Oseltamivir is widely used for patients with influenza A and B infections in clinical settings in Japan. Therefore, oseltamivir-resistant viruses induced by oseltamivir treatment emerge in Japan more readily than in other countries where oseltamivir is not so widely used. It has been documented that the infectivity and replicative ability of neuraminidase inhibitor-resistant viruses are compromised [14, 15]; therefore, until recently it was thought that oseltamivir-resistant influenza A(H1N1) viruses were unlikely to circulate among humans.
Antigenic and phylogenetic analyses in this study revealed that two oseltamivir-resistant influenza A(H1N1) virus strains isolated in the 2007-2008 season (A/Yamagata/66/2008 and A/Yamagata/68/2008) were closely related to other oseltamivir-susceptible A(H1N1) viruses isolated in Yamagata but were different from the resistant viruses found in Europe. It appears that oseltamivir-resistant viruses found during the 2007-2008 season in Japan emerged independently among persons treated with oseltamivir and were isolated in various communities, as previously described [11, 12]. Two oseltamivir-resistant viruses in the present study have HA and NA genes sequences that are 100% identical between the two isolates; these viruses were isolated on February 29 and March 3 from two different children from the same elementary school who had not been treated with oseltamivir. In this school, an outbreak of influenza occurred on February 29, 2008, and 28 (22%) of 129 students showed influenza-like symptoms between February 29 and March 17, 2008. Although only two samples were collected from which oseltamivir-resistant viruses were isolated, there is a possibility that the transmission of an oseltamivir-resistant virus had occurred in this school. It was also reported that an outbreak of an oseltamivir-resistant A(H1N1) virus occurred in an elementary school in Yokohama City in Japan during the same season (A/Yokohama/22/2008 and A/Yokohama/35/2008 in the NA gene tree of Figure 3) . Thus, it is likely that oseltamivir-resistant viruses posses the ability to be transmitted among humans. However, because the level of oseltamivir resistance remained at 2.5% in Yamagata (2.6% in Japan), it is apparent that the oseltamivir-resistant viruses did not spread among humans as easily as the oseltamivir-susceptible viruses.
The oseltamivir-resistant viruses isolated during the 2008-2009 season in Yamagata were antigenically and phylogenetically different from those isolated during the 2007-2008 season in Yamagata but were phylogenetically similar to viruses isolated in Europe and North America during the 2007-2008 season. Thus, it seems that oseltamivir-resistant viruses were imported into Japan, where they spread across the country during the 2008-2009 season.

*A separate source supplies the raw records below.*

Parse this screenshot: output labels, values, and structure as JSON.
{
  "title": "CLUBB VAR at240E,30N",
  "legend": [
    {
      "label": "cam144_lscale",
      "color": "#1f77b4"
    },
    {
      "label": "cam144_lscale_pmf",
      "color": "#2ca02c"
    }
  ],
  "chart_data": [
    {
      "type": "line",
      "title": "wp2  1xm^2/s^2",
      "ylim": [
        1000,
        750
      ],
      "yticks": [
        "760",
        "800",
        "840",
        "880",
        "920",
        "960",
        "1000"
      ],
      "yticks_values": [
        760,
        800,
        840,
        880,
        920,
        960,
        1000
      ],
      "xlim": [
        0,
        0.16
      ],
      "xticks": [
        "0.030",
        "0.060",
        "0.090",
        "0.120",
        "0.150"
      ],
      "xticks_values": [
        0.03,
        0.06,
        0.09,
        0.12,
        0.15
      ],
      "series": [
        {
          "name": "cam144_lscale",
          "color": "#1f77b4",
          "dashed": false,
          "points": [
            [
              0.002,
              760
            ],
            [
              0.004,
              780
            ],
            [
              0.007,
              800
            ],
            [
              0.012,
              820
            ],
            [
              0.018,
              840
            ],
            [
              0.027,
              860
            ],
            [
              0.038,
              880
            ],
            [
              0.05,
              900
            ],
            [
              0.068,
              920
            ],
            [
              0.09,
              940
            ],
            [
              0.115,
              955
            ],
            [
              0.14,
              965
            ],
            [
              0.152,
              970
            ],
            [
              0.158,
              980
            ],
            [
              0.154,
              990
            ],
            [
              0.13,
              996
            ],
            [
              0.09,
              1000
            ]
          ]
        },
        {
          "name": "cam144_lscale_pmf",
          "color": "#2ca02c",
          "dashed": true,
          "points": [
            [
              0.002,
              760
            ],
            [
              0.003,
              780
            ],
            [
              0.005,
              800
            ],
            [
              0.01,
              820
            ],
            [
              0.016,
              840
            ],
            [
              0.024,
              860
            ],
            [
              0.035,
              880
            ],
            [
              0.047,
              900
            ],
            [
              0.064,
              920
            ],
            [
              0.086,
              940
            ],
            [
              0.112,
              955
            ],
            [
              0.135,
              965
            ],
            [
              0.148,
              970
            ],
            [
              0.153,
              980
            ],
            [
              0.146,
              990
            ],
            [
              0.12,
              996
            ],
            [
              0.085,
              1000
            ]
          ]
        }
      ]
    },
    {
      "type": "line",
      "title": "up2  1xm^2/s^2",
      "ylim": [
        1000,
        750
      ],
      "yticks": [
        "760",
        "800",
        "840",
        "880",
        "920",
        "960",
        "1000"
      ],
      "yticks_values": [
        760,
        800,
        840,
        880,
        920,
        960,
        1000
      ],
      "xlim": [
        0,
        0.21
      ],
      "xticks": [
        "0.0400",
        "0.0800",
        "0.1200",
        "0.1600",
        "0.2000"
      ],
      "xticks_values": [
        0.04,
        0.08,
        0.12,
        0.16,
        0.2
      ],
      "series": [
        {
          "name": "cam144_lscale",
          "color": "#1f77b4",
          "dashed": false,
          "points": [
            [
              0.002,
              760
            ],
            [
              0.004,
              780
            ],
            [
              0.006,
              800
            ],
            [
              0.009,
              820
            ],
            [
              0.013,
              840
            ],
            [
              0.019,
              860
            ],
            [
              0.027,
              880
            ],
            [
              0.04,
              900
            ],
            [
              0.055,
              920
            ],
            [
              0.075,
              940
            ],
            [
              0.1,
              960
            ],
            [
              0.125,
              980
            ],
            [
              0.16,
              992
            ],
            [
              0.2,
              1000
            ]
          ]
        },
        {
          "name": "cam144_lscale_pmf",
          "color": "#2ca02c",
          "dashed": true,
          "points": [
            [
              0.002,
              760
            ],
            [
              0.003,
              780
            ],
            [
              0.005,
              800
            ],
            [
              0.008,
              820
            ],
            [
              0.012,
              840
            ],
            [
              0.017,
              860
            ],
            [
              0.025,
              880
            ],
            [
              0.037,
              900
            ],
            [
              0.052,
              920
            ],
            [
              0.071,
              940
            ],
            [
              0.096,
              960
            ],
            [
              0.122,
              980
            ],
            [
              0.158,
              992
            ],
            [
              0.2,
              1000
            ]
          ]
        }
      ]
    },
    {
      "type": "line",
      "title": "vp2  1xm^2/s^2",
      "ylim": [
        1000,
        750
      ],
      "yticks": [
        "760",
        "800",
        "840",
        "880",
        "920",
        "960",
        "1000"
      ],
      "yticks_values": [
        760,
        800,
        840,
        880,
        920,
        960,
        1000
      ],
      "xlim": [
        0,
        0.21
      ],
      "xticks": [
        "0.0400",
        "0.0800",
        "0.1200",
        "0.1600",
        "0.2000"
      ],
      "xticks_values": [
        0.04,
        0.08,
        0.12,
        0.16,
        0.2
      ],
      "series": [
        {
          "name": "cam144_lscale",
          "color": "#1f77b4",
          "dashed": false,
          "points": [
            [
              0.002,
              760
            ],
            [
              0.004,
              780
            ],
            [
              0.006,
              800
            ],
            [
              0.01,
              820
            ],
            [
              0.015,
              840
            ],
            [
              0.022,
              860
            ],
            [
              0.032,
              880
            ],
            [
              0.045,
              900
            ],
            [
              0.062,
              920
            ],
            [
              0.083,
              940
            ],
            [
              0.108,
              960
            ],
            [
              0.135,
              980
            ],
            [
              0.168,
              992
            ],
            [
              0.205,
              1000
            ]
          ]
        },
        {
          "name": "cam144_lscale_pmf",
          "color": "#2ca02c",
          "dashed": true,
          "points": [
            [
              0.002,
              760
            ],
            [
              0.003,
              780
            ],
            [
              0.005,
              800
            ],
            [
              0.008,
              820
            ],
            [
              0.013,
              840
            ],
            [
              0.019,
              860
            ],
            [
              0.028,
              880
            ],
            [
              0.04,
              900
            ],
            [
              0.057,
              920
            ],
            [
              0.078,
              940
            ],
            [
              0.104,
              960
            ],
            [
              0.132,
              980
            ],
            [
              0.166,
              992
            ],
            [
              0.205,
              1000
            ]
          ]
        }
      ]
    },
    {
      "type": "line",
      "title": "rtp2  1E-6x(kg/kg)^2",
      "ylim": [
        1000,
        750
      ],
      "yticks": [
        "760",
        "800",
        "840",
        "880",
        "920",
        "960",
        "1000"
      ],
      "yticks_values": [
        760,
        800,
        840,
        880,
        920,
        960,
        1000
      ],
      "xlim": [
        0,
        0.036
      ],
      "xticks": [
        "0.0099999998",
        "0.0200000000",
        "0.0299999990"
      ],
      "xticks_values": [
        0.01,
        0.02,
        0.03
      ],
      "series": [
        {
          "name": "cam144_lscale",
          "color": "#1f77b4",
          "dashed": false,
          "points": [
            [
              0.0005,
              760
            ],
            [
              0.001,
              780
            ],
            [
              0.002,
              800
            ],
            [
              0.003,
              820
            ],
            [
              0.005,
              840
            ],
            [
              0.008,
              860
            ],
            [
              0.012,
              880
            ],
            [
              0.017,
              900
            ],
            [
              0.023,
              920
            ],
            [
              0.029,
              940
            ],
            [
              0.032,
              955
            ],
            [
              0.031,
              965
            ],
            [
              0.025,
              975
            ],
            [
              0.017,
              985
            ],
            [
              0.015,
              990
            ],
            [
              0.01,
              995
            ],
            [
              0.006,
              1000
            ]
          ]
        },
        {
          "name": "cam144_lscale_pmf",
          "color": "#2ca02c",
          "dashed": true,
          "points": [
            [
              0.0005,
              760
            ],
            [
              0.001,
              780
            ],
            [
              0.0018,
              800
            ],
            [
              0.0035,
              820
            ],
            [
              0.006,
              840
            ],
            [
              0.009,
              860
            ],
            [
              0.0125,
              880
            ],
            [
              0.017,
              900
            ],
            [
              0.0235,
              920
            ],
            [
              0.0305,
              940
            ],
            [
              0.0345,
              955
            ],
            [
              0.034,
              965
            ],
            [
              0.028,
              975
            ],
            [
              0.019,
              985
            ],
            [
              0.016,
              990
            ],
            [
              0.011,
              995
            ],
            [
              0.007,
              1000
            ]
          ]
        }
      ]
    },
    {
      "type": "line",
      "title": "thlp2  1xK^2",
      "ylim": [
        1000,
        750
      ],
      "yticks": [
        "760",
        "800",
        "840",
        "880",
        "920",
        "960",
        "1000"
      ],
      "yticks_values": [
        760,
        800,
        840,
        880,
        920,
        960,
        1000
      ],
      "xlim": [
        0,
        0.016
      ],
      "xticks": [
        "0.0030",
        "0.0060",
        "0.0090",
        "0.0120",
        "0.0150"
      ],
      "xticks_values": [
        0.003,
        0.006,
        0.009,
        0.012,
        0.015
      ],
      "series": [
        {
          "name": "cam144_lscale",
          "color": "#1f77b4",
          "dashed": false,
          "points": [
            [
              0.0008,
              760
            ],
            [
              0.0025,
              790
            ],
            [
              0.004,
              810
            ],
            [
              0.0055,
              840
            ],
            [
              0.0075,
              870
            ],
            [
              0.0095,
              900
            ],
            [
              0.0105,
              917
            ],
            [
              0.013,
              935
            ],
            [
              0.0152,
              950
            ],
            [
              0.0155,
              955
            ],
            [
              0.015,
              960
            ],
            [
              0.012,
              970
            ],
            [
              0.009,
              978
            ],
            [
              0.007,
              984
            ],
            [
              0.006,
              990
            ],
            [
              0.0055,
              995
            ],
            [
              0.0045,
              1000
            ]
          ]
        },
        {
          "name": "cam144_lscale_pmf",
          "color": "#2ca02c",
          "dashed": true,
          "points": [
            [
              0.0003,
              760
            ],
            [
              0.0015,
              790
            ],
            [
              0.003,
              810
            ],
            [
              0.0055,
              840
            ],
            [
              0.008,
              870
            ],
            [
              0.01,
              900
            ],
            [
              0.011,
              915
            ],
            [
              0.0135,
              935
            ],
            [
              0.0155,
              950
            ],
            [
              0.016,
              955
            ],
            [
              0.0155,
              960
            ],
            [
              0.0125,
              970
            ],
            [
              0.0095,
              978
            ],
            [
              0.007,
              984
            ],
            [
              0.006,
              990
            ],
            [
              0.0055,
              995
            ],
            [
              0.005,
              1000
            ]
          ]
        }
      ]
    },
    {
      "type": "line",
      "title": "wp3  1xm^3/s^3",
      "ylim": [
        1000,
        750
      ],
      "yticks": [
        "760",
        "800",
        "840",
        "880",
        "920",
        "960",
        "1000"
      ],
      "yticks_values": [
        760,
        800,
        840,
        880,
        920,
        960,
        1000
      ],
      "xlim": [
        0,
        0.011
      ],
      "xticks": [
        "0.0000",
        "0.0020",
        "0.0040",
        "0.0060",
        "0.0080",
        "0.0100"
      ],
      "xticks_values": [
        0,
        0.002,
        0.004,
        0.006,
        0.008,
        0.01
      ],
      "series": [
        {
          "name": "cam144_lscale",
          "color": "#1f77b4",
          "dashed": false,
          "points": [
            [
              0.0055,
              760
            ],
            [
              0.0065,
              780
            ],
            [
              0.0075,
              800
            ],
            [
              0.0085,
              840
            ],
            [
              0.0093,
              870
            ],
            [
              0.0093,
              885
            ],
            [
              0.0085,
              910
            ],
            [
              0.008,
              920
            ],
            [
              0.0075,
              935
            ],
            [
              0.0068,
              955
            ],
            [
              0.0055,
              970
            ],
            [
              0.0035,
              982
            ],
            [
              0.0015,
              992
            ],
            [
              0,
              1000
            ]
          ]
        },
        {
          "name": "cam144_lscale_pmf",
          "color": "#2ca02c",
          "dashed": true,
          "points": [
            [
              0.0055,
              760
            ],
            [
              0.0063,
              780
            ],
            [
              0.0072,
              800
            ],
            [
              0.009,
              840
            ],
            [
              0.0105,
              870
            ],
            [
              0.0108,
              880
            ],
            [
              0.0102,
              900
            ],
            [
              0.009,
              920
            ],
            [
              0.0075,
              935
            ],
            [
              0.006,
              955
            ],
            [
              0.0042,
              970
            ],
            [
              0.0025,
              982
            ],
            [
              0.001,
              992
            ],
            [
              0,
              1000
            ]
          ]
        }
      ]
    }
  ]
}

Some reports have suggested that the emergence of oseltamivir-resistant viruses in the 2007-2008 season in Europe was not related to the use of oseltamivir [16, 17], and that natural genetic variations may have resulted in the change in sensitivity to oseltamivir . It is likely that influenza A(H1N1) viruses having an epidemiological advantage over previous viruses emerged with natural resistance to oseltamivir and spread throughout the world. Two representative viruses isolated during the 2008-2009 season in Yamagata (A/Yamagata/126/2008 and A/Yamagata/128/2008) showed the same level of growth in MDCK cells as the oseltamivir-susceptible 2007-2008 isolates. The maintenance of replicative ability and the acquirement of antigenic differences are vital for viruses to continue transmission among humans. Hereafter, A(H1N1) viruses might continue to circulate with the H275Y mutation in the NA gene preserved. The pandemic H1N1 viruses emerged in 2009 were oseltamivir-susceptible without H275Y mutation in the NA gene. Cocirculation of oseltamivir-resistant seasonal A(H1N1) viruses and the novel H1N1 pandemic viruses may give rise to the potential risk of genetic reassortment acquiring the H275Y resistance mutation in the NA gene.
There have been few reports concerning the clinical effectiveness of oseltamivir against oseltamivir-resistant influenza viruses. We found that the duration of fever after the start of oseltamivir treatment was significantly longer in children with oseltamivir-resistant influenza A(H1N1) virus infections than in children with oseltamivir-susceptible A(H1N1) virus infections. This result suggests that oseltamivir-resistant A(H1N1) viruses circulating during the 2008-2009 season were resistant to oseltamivir not only in vitro but also in vivo. Zanamivir, however, reduced the duration of fever in oseltamivir-resistant cases. In Japan, zanamivir is used as well as oseltamivir, especially for the treatment of patients older than five years. Thus, in cases of oseltamivir-resistant influenza virus infection, zanamivir would be a more appropriate treatment than oseltamivir.